Here's an article about the correlation between the most popular dog names and baby names in NYC and Britain.
While we're on the subject, why *do* some names just work well for dogs, and others don't? I remember when my sister was pregnant with her first kid, she wanted to name him "Zeke," but everyone said that was a "dog name."
Then I met a dude with a large, smelly bulldog named Sarah. That was just weird. I mean, Sarah. I know about 50,000 girls named Sarah. Would you name a dog Dave? Maybe a cat. My stepfather had 12 cats and 5 dogs when my mom met him--he had named them all after his (now ex-) in-laws. Thus I would let Emily, Judy, and... i can't remember the rest of the dogs' names out at night when I house-sat, and made sure that Dave and Tim didn't scratch the couch, while Bob and Nancy sat on my lap... We actually inherited Bob and Dave. I couldn't call them Bob and Dave; they weren't Cat-like enough for me. I tried Robert, Roberto, and finally Robert pronounced the French way.

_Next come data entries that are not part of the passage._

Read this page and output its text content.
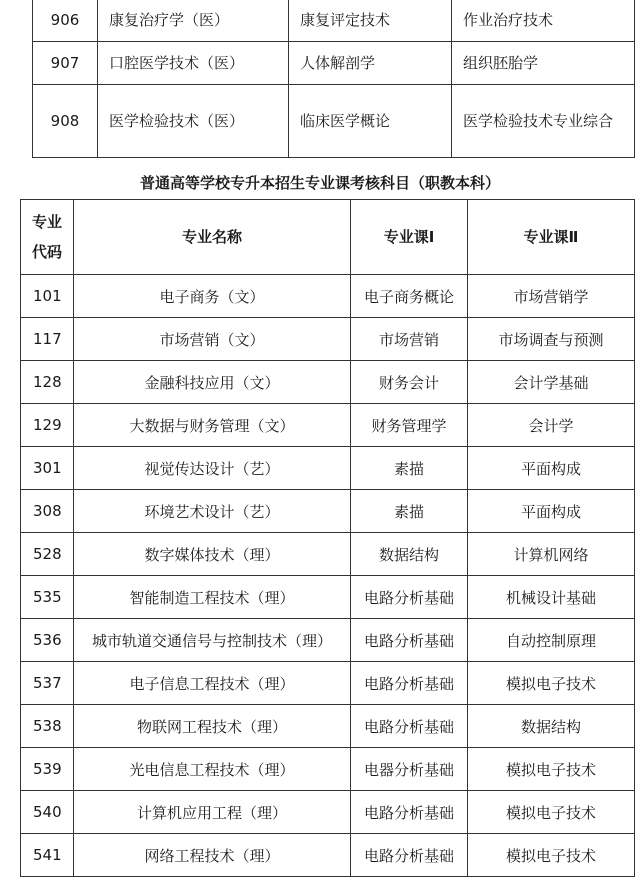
906	康复治疗学（医）	康复评定技术	作业治疗技术
907	口腔医学技术（医）	人体解剖学	组织胚胎学
908	医学检验技术（医）	临床医学概论	医学检验技术专业综合
普通高等学校专升本招生专业课考核科目（职教本科）
专业
代码	专业名称	专业课Ⅰ	专业课Ⅱ
101	电子商务（文）	电子商务概论	市场营销学
117	市场营销（文）	市场营销	市场调查与预测
128	金融科技应用（文）	财务会计	会计学基础
129	大数据与财务管理（文）	财务管理学	会计学
301	视觉传达设计（艺）	素描	平面构成
308	环境艺术设计（艺）	素描	平面构成
528	数字媒体技术（理）	数据结构	计算机网络
535	智能制造工程技术（理）	电路分析基础	机械设计基础
536	城市轨道交通信号与控制技术（理）	电路分析基础	自动控制原理
537	电子信息工程技术（理）	电路分析基础	模拟电子技术
538	物联网工程技术（理）	电路分析基础	数据结构
539	光电信息工程技术（理）	电器分析基础	模拟电子技术
540	计算机应用工程（理）	电路分析基础	模拟电子技术
541	网络工程技术（理）	电路分析基础	模拟电子技术
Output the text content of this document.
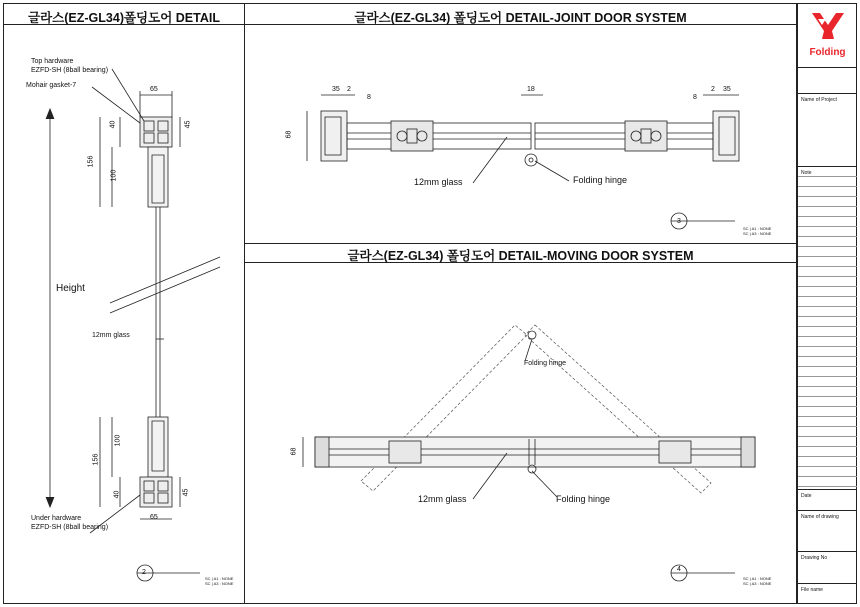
글라스(EZ-GL34)폴딩도어 DETAIL	글라스(EZ-GL34) 폴딩도어 DETAIL-JOINT DOOR SYSTEM
글라스(EZ-GL34) 폴딩도어 DETAIL-MOVING DOOR SYSTEM
Top hardware
EZFD-SH (8ball bearing)
Mohair gasket-7
Height
12mm glass
Under hardware
EZFD-SH (8ball bearing)
65
40	45
156
100
100
156
40	45
65
2
SC | A1 : NONE
SC | A3 : NONE
35 2
8
18
8
2 35
68
12mm glass	Folding hinge
3
SC | A1 : NONE
SC | A3 : NONE
Folding hinge
68
12mm glass	Folding hinge
4
SC | A1 : NONE
SC | A3 : NONE
Folding
Name of Project
Note
Date
Name of drawing
Drawing No
File name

Dave was Monsieur David... I don't know why French names seem better on cats to me... Anyway, I find it really strange to call animals by the same names as people that I know.
What was the point of all this? Oh yeah, pets and people names. Maybe we should start naming children Fluffy, Whiskers and Patches to even the score. Or, since most babies aren't fluffy and don't have whiskers, Baldy, Ears and Screamer?